KovenYu / MAR

Pytorch code for our CVPR'19 (oral) work: Unsupervised person re-identification by soft multilabel learning
https://kovenyu.com/publication/2019-cvpr-mar/
315 stars 83 forks source link

About the results. #7

Closed huanhuancao closed 5 years ago

huanhuancao commented 5 years ago

Hello, I noticed the differences between the results of Market-1501 and DukeMTMC-reID in your ablation study about those three losses. Why the rank-1 without Lcml and Lral is higher than just without Lral? Can you explain this? thank you!

KovenYu commented 5 years ago

Yeah. That might seem weird in the first glance. But this strangeness comes from an imprecise assumption that every loss component is linearly superpositioned and provide linearly stackable performance promotions.
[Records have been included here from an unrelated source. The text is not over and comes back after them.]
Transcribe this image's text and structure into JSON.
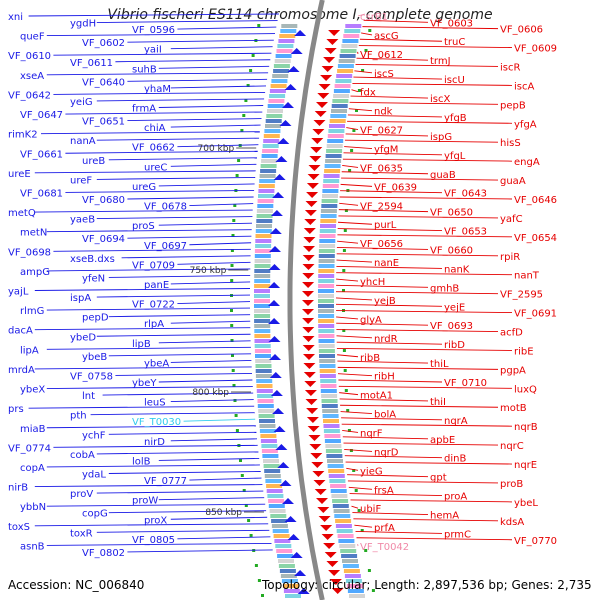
{
  "title": "Vibrio fischeri ES114 chromosome I, complete genome",
  "accession": "Accession: NC_006840",
  "topology": "Topology: circular; Length: 2,897,536 bp; Genes: 2,735",
  "colors": {
    "left_strand": "#1a1ae6",
    "right_strand": "#e60000",
    "cyan_label": "#33ccee",
    "pink_label": "#f08aa8",
    "backbone": "#888888"
  },
  "kbp_markers": [
    "700 kbp",
    "750 kbp",
    "800 kbp",
    "850 kbp"
  ],
  "left_labels": [
    "xni",
    "ygdH",
    "VF_0596",
    "queF",
    "VF_0602",
    "yaiI",
    "VF_0610",
    "VF_0611",
    "suhB",
    "xseA",
    "VF_0640",
    "yhaM",
    "VF_0642",
    "yeiG",
    "frmA",
    "VF_0647",
    "VF_0651",
    "chiA",
    "rimK2",
    "nanA",
    "VF_0662",
    "VF_0661",
    "ureB",
    "ureC",
    "ureE",
    "ureF",
    "ureG",
    "VF_0681",
    "VF_0680",
    "VF_0678",
    "metQ",
    "yaeB",
    "proS",
    "metN",
    "VF_0694",
    "VF_0697",
    "VF_0698",
    "xseB.dxs",
    "VF_0709",
    "ampG",
    "yfeN",
    "panE",
    "yajL",
    "ispA",
    "VF_0722",
    "rlmG",
    "pepD",
    "rlpA",
    "dacA",
    "ybeD",
    "lipB",
    "lipA",
    "ybeB",
    "ybeA",
    "mrdA",
    "VF_0758",
    "ybeY",
    "ybeX",
    "lnt",
    "leuS",
    "prs",
    "pth",
    "VF_T0030",
    "miaB",
    "ychF",
    "nirD",
    "VF_0774",
    "cobA",
    "lolB",
    "copA",
    "ydaL",
    "VF_0777",
    "nirB",
    "proV",
    "proW",
    "ybbN",
    "copG",
    "proX",
    "toxS",
    "toxR",
    "VF_0805",
    "asnB",
    "VF_0802"
  ],
  "right_labels": [
    "csrB1",
    "VF_0603",
    "VF_0606",
    "ascG",
    "truC",
    "VF_0609",
    "VF_0612",
    "trmJ",
    "iscR",
    "iscS",
    "iscU",
    "iscA",
    "fdx",
    "iscX",
    "pepB",
    "ndk",
    "yfgB",
    "yfgA",
    "VF_0627",
    "ispG",
    "hisS",
    "yfgM",
    "yfgL",
    "engA",
    "VF_0635",
    "guaB",
    "guaA",
    "VF_0639",
    "VF_0643",
    "VF_0646",
    "VF_2594",
    "VF_0650",
    "yafC",
    "purL",
    "VF_0653",
    "VF_0654",
    "VF_0656",
    "VF_0660",
    "rpiR",
    "nanE",
    "nanK",
    "nanT",
    "yhcH",
    "gmhB",
    "VF_2595",
    "yejB",
    "yejE",
    "VF_0691",
    "glyA",
    "VF_0693",
    "acfD",
    "nrdR",
    "ribD",
    "ribE",
    "ribB",
    "thiL",
    "pgpA",
    "ribH",
    "VF_0710",
    "luxQ",
    "motA1",
    "thiI",
    "motB",
    "bolA",
    "nqrA",
    "nqrB",
    "nqrF",
    "apbE",
    "nqrC",
    "nqrD",
    "dinB",
    "nqrE",
    "yieG",
    "gpt",
    "proB",
    "frsA",
    "proA",
    "ybeL",
    "ubiF",
    "hemA",
    "kdsA",
    "prfA",
    "prmC",
    "VF_0770",
    "VF_T0042"
  ]
}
This assumption might be true for multiple orthogonal improvements over some baseline, e.g., increasing the image resolution and performing data augmentation are not intrinsically related, so that they could provide independent (and thus stackable) improvements for a recognition system.

Yet this is not the case for $L{RAL}$ and $L{CML}$ since they are related, not independent, because they interact with each other (recall that they are both computed in the same feature space) for learning a better soft multilabel. One plausiable explanation concerning the domain gap comes as follows. Consider two extreme cases.

  1. If the source domain is similar enough (say, it is exactly a partition from the target dataset) to the target domain, the comparative soft multilabel could be valid even without $L{RAL}$. In this case, adding $L{CML}$ should be beneficial.

  2. But if great domain shift exists (say, the source domain is ImageNet where nearly every class is not person), comparing a target person to the reference "persons" does not make sense; the soft multilabel is not a meaningful representation that we assume it to be. Thus, aligning the distributions of invalid soft multilabel does not give advantages, and the gradient can even be random and harmful (recall that the gradient will also be backproped to the whole network!).

So the performance in the ablation study variants are somehow unpredictable (at least not naively predictable), as we do not really have a perfect measure for the domain similarity. Nevertheless, the full model should work in general as it deals with both cases.

huanhuancao commented 5 years ago

Thank you very much for your detailed answer. I understand what you mean.